Never trust the caller
Your agent is live. A request arrives with no text field at all, and the very
first line that touches req.text.length throws Cannot read properties of undefined — the agent is down, and the caller never even reached a tool. Another
request asks for type: "delete", an action you never built a handler for, and the
model improvises something destructive. A third pastes a 4,000-character wall of
text that balloons your token bill. None of these are clever attacks; they're just
the ordinary garbage that hits any open endpoint.
An input guardrail is the bouncer you run before the agent acts. It checks
each request against explicit rules — required field present, allowed type, within
length — and turns away the ones that fail with a reason, so the caller knows
what to fix and the agent never sees the bad request. The intuition: validation is
cheaper and safer than recovery. Catching a malformed request at the door costs one
if; catching it after the agent has half-acted costs a rollback.

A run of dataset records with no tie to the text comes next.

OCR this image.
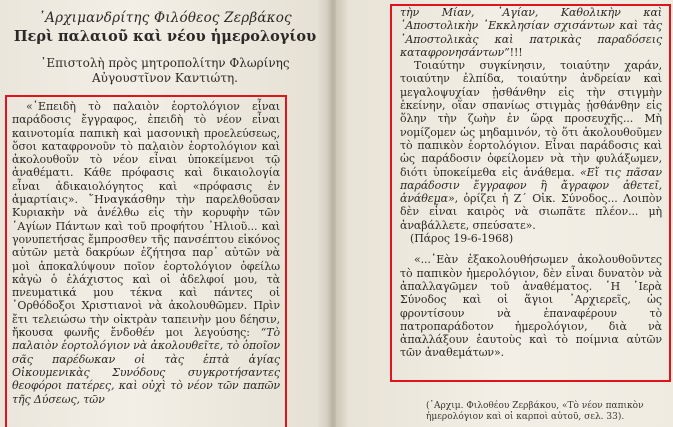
᾿Αρχιμανδρίτης Φιλόθεος Ζερβάκος
Περὶ παλαιοῦ καὶ νέου ἡμερολογίου
᾿Επιστολὴ πρὸς μητροπολίτην Φλωρίνης
Αὐγουστῖνον Καντιώτη.

«᾿Επειδὴ τὸ παλαιὸν ἑορτολόγιον εἶναι παράδοσις ἔγγραφος, ἐπειδὴ τὸ νέον εἶναι καινοτομία παπικὴ καὶ μασονικὴ προελεύσεως, ὅσοι καταφρονοῦν τὸ παλαιὸν ἑορτολόγιον καὶ ἀκολουθοῦν τὸ νέον εἶναι ὑποκείμενοι τῷ ἀναθέματι. Κάθε πρόφασις καὶ δικαιολογία εἶναι ἀδικαιολόγητος καὶ «πρόφασις ἐν ἁμαρτίαις». ῞Ηναγκάσθην τὴν παρελθοῦσαν Κυριακὴν νὰ ἀνέλθω εἰς τὴν κορυφὴν τῶν ῾Αγίων Πάντων καὶ τοῦ προφήτου ᾿Ηλιοῦ... καὶ γονυπετήσας ἔμπροσθεν τῆς πανσέπτου εἰκόνος αὐτῶν μετὰ δακρύων ἐζήτησα παρ᾿ αὐτῶν νὰ μοὶ ἀποκαλύψουν ποῖον ἑορτολόγιον ὀφείλω κἀγὼ ὁ ἐλάχιστος καὶ οἱ ἀδελφοί μου, τὰ πνευματικά μου τέκνα καὶ πάντες οἱ ᾿Ορθόδοξοι Χριστιανοὶ νὰ ἀκολουθῶμεν. Πρὶν ἔτι τελειώσω τὴν οἰκτρὰν ταπεινὴν μου δέησιν, ἤκουσα φωνῆς ἔνδοθέν μοι λεγούσης: “Τὸ παλαιὸν ἑορτολόγιον νὰ ἀκολουθεῖτε, τὸ ὁποῖον σᾶς παρέδωκαν οἱ τὰς ἑπτὰ ἁγίας Οἰκουμενικὰς Συνόδους συγκροτήσαντες θεοφόροι πατέρες, καὶ οὐχὶ τὸ νέον τῶν παπῶν τῆς Δύσεως, τῶν

τὴν Μίαν, ῾Αγίαν, Καθολικὴν καὶ ᾿Αποστολικὴν ᾿Εκκλησίαν σχισάντων καὶ τὰς ᾿Αποστολικὰς καὶ πατρικὰς παραδόσεις καταφρονησάντων”!!!

Τοιαύτην συγκίνησιν, τοιαύτην χαράν, τοιαύτην ἐλπίδα, τοιαύτην ἀνδρείαν καὶ μεγαλοψυχίαν ᾐσθάνθην εἰς τὴν στιγμὴν ἐκείνην, οἵαν σπανίως στιγμὰς ᾐσθάνθην εἰς ὅλην τὴν ζωὴν ἐν ὥρᾳ προσευχῆς... Μὴ νομίζομεν ὡς μηδαμινόν, τὸ ὅτι ἀκολουθοῦμεν τὸ παπικὸν ἑορτολόγιον. Εἶναι παράδοσις καὶ ὡς παράδοσιν ὀφείλομεν νὰ τὴν φυλάξωμεν, διότι ὑποκείμεθα εἰς ἀνάθεμα. «Εἴ τις πᾶσαν παράδοσιν ἔγγραφον ἢ ἄγραφον ἀθετεῖ, ἀνάθεμα», ὁρίζει ἡ Ζ΄ Οἰκ. Σύνοδος... Λοιπὸν δὲν εἶναι καιρὸς νὰ σιωπᾶτε πλέον... μὴ ἀναβάλλετε, σπεύσατε».

(Πάρος 19-6-1968)

«...᾿Εὰν ἐξακολουθήσωμεν ἀκολουθοῦντες τὸ παπικὸν ἡμερολόγιον, δὲν εἶναι δυνατὸν νὰ ἀπαλλαγῶμεν τοῦ ἀναθέματος. ῾Η ῾Ιερὰ Σύνοδος καὶ οἱ ἅγιοι ᾿Αρχιερεῖς, ὡς φροντίσουν νὰ ἐπαναφέρουν τὸ πατροπαράδοτον ἡμερολόγιον, διὰ νὰ ἀπαλλάξουν ἑαυτοὺς καὶ τὸ ποίμνια αὐτῶν τῶν ἀναθεμάτων».

(᾿Αρχιμ. Φιλοθέου Ζερβάκου, «Τὸ νέον παπικὸν ἡμερολόγιον καὶ οἱ καρποὶ αὐτοῦ, σελ. 33).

Order is the subtle part. Consider { type: "search" } with no text. If you
check length first, you read undefined.length and crash — on the exact input
the guard existed to stop. So you check existence, then type, then length, and
you return the first failure rather than collecting all of them. Walking the five
requests, you'd see ACCEPT, then REJECT: missing text, then REJECT: type not allowed, then REJECT: text too long, then ACCEPT — each rejection naming
exactly which rule tripped.
This is the first guardrail in the track: everything later (resisting injection,
redacting output, gating risky actions) assumes the request that got this far is at
least well-formed. Build validate(req): enforce the three rules in order — a
required text field, an allowed type (search or lookup), a max length of 20
— returning the first failure as "REJECT: <reason>", or "ACCEPT" when all pass.
A guard that trusts its input isn't a guard. Reject early, check existence before you measure it, and name the reason — the agent never sees the bad request.